The IC Filter Plugin Project provides support for Bloom Filter. It is a plugin for the Pentaho Kettle engine which can be used within Pentaho Data Integration (Kettle).
The IC Filter Plugin is built with Apache Ant and uses Apache Ivy for dependency management. All you'll need to get started is Ant 1.7.0 or newer to build the project. The build scripts will download Ivy if you do not already have it installed.
$ git clone https://github.com/instaclick/PDI-Plugin-Step-BloomFilter.git
$ cd PDI-Plugin-Step-BloomFilter
$ ant
This will produce a plugin in ic-filter-plugin/deploydir This archive can then be extracted into your Pentaho Data Integration plugin directory.
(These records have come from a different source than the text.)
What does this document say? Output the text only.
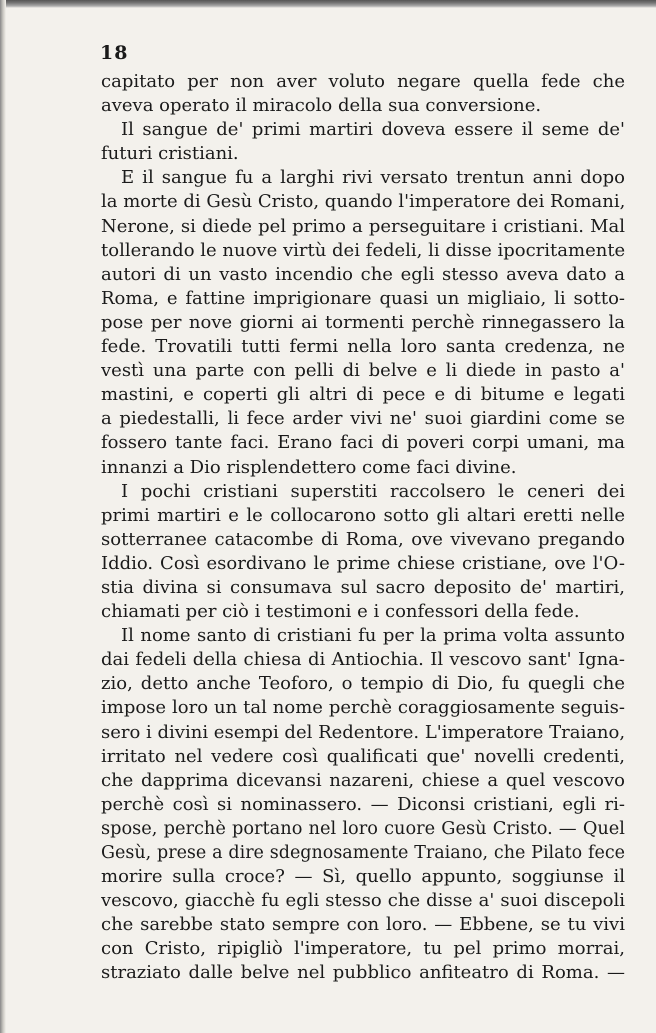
18
capitato per non aver voluto negare quella fede che
aveva operato il miracolo della sua conversione.
Il sangue de' primi martiri doveva essere il seme de'
futuri cristiani.
E il sangue fu a larghi rivi versato trentun anni dopo
la morte di Gesù Cristo, quando l'imperatore dei Romani,
Nerone, si diede pel primo a perseguitare i cristiani. Mal
tollerando le nuove virtù dei fedeli, li disse ipocritamente
autori di un vasto incendio che egli stesso aveva dato a
Roma, e fattine imprigionare quasi un migliaio, li sotto-
pose per nove giorni ai tormenti perchè rinnegassero la
fede. Trovatili tutti fermi nella loro santa credenza, ne
vestì una parte con pelli di belve e li diede in pasto a'
mastini, e coperti gli altri di pece e di bitume e legati
a piedestalli, li fece arder vivi ne' suoi giardini come se
fossero tante faci. Erano faci di poveri corpi umani, ma
innanzi a Dio risplendettero come faci divine.
I pochi cristiani superstiti raccolsero le ceneri dei
primi martiri e le collocarono sotto gli altari eretti nelle
sotterranee catacombe di Roma, ove vivevano pregando
Iddio. Così esordivano le prime chiese cristiane, ove l'O-
stia divina si consumava sul sacro deposito de' martiri,
chiamati per ciò i testimoni e i confessori della fede.
Il nome santo di cristiani fu per la prima volta assunto
dai fedeli della chiesa di Antiochia. Il vescovo sant' Igna-
zio, detto anche Teoforo, o tempio di Dio, fu quegli che
impose loro un tal nome perchè coraggiosamente seguis-
sero i divini esempi del Redentore. L'imperatore Traiano,
irritato nel vedere così qualificati que' novelli credenti,
che dapprima dicevansi nazareni, chiese a quel vescovo
perchè così si nominassero. — Diconsi cristiani, egli ri-
spose, perchè portano nel loro cuore Gesù Cristo. — Quel
Gesù, prese a dire sdegnosamente Traiano, che Pilato fece
morire sulla croce? — Sì, quello appunto, soggiunse il
vescovo, giacchè fu egli stesso che disse a' suoi discepoli
che sarebbe stato sempre con loro. — Ebbene, se tu vivi
con Cristo, ripigliò l'imperatore, tu pel primo morrai,
straziato dalle belve nel pubblico anfiteatro di Roma. —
https://github.com/instaclick/pdi-marketplace-packages
Property | Description | Default |
---|---|---|
Unique Fields | Unique fields | |
Timestamp field | Timestamp field used to distribute the row | 0.001 |
Timestamp window size | Timestamp window size to distribute rows | 60 (seconds) |
Number of lookups | Number of times to lookup for filter | 1440 |
URI to store filters | VFS folder to store filters | tmp://ic-filter/ |
Filter Type | Filter data structure (BLOOM/MAP) | BLOOM |
Hash Function | Unique fields hash function | NONE |
Expected number of elements | Bloom filter expected number of elements | 1000 |
False positive probability | Bloom filter False positive probability | 0.001 |
Make the step transactional | Commit filter changes only noting else fails | unchecked |
Always pass the row | Always pass the row add a flag field | unchecked |
Unique flag Field | Unique flag added to the row | is_unique |